Re: packets queued but not sent

Posted: Fri Jul 10, 2015 6:44 pm
by absol
-edit

Re: packets queued but not sent

Posted: Tue Jul 14, 2015 11:51 am
by marcus
First a quick background to the problem. In the current implementation the up-link is considered "safe", but not the down-link. This means that if you send a message (like a commander packet) you will get an ACK back on the radio, this means the message got though. Until you get the ACK back the radio driver will continue to try (first in the Crazyradio firmware and then in the Python lib). If there's no ACK after a certain number of retries the link is deemed dead. But some messages (requests) will be ACKed directly, and then at a later point in time data will be sent back. The Crazyradio will poll the Crazyflie for messages continuously and then when the reply is ready it's sent with an ACK. But here's the problem. The Crazyflie will poll (do you want to send something?), the Crazyflie will reply with an ACK (with data in it) and this could be lost. Now the Crazyradio will poll again, but the Crazyflie will say there's nothing to be sent.

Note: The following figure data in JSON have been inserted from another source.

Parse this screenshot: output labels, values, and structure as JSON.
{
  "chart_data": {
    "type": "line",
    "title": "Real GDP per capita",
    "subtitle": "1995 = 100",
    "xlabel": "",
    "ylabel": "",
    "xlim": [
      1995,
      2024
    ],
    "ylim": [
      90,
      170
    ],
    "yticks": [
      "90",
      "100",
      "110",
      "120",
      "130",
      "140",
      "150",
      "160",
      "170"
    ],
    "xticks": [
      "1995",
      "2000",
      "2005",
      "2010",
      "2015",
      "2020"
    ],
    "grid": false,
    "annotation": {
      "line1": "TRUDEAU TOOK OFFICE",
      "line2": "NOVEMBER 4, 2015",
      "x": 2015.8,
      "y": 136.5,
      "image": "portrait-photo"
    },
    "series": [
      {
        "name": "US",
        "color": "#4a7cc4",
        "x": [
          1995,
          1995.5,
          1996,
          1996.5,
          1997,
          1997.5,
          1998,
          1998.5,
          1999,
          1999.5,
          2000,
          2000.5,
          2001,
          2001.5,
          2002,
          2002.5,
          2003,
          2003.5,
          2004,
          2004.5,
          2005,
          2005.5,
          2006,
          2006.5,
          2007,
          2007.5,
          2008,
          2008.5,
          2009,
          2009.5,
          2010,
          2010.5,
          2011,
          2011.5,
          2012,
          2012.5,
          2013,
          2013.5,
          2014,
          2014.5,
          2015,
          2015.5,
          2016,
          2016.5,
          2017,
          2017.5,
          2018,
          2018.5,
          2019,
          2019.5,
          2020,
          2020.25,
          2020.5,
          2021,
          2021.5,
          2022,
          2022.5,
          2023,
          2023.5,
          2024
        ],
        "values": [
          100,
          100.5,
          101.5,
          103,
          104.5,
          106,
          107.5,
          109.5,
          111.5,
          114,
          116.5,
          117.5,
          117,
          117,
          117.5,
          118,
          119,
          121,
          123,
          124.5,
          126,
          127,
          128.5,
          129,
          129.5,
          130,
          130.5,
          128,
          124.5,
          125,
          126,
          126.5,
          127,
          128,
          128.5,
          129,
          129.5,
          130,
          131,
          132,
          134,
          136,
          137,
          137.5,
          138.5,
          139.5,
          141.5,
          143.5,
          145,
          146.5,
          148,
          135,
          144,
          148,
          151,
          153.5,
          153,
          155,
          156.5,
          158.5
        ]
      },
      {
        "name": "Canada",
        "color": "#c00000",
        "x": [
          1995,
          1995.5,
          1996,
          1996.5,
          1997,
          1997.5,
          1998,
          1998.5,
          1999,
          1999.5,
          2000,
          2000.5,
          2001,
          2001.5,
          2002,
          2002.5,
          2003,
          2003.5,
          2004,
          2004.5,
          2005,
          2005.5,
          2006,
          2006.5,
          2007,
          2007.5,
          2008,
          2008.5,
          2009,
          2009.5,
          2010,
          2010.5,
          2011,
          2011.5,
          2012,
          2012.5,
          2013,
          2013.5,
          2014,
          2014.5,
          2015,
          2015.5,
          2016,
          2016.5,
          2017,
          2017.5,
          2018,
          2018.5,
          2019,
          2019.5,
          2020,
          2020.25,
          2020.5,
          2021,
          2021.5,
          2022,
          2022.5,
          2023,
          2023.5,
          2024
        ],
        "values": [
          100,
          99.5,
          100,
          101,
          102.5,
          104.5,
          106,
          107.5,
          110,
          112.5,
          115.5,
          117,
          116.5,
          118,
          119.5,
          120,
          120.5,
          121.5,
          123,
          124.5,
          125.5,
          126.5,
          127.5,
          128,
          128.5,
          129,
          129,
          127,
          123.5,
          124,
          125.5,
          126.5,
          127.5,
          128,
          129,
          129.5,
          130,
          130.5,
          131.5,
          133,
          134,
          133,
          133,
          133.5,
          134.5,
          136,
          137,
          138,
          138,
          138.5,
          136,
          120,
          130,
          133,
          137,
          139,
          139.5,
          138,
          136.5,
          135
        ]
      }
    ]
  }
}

Now back to your question. The expected_reply in send_packet(..) is used to work around the issue described above. When calling the function this variable should contain the first bytes of the response you are expecting (at a later point). This pattern will then be checked for every message that comes in. Once you find a packet that fits the pattern the request-response cycle is deemed finished. Until the pattern is found the original request (that's ACKed immediately) will be resent over and over using a timer.

The pattern differs a bit for each port, let's take the parameters as an example. Here the unique pattern for each packet is three bytes: the header (with port and channel), the command byte (get, set or toc), and the id of the parameter. Then this request will be re-sent until we get an answer with the same header, command and id.

This adds a lot of complexity for the stack, so we've been looking into solving this on a lower layer (in the radio). We're pretty sure that it can be solved, but we haven't had the time yet.